Die „Tyrannei der Gegenwart“, die „Diktatur des Tages“ und die unbarmherzige Macht der Mode hat alles erfasst: Das Denken, Urteilen, Wünschen, Hoffen und Fürchten. Viele fühlen sich in der Obhut dieser Tyrannei wohl, einige leiden darunter, die meisten schwimmen auf dieser Welle. Einige wenige gehen unter. Diejenigen die leiden oder untergehen sind die Wenigen und Seltenen, die mich in der Philosophischen Praxis aufsuchen.

Kierkegaard erkennt einen gebildeten Menschen auch daran, das er die Tagesmedien verabscheut. Bildung strebt für ihn über den Tag hinaus, atmet den Geist der Jahrhunderte und der verschiedenen Weltalter. Bildung hat demnach das allzu Nahe in die Ferne zu rücken, und das Vergangene zu vergegenwärtigen.

Nochmals, was ist echte Bildung im Sinne der Philosophischen Praxis? Es hat mit Hören und Verstehen zu tun. Nur dann kann aufgefasst werden, was der Gast der Philosophischen Praxis mitzuteilen hat. Vom Philosophischen Praktiker wird erwartet, dass er gelernt hat, vielen Philosophen zuzuhören, und damit fähig geworden ist, in verschiedenen Denkwelten zu Hause zu sein. Der Anspruch ist, selber schon verdaut zu haben, womit man vom Gast gefüttert wird. Schopenhauer dazu:

„Andere nähren kann man nicht mit unverdauten Abgängen, sondern nur mit der Milch, die aus dem eigenen Blut sich abgesondert hat“.

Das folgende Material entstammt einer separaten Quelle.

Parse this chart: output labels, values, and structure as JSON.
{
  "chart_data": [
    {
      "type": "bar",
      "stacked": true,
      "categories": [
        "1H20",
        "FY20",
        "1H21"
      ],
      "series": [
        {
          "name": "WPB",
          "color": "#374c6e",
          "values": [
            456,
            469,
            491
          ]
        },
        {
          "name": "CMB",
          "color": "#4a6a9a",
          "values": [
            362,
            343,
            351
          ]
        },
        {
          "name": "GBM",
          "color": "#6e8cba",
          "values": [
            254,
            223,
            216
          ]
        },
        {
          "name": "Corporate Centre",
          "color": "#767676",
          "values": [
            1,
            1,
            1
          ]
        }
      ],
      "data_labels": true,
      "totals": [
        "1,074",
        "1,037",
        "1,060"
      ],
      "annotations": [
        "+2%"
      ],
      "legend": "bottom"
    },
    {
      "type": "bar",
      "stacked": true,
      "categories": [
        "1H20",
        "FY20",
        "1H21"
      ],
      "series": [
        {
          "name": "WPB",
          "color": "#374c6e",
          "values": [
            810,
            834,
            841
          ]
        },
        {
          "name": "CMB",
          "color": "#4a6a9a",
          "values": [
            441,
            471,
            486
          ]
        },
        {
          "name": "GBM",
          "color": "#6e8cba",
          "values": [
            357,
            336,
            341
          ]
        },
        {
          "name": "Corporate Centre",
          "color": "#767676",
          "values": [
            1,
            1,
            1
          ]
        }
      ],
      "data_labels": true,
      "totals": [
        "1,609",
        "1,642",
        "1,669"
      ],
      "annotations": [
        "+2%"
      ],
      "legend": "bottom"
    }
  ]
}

Bildung im Sinne der Philosophischen Praxis ist nicht das bloße Wissen und Kenntnisse sammeln, es ist die Kunst, gehaltvoll zuzuhören. Diese Haltung ist erworbene Bildung. Es kommt auf die Verfassung an, nicht allein darauf, was der Philosophische Praktiker weiß oder denkt, sondern darauf, wer er ist, oder wer er wurde. Das Resultat dieses Werdens ist das Resultat seiner Bildung.

Was ist das Ziel dieser Bildung? Weder Gesundheit, noch Erfolg im Beruf oder in den Geschäften, noch Anerkennung, sondern die Lebenskönnerschaft. Wenn verstanden wurde, wie man sein muss, um das eigene Leben zu führen, zu meistern und zu bestehen. Der schönste Erfolg der Philosophischen Praxis.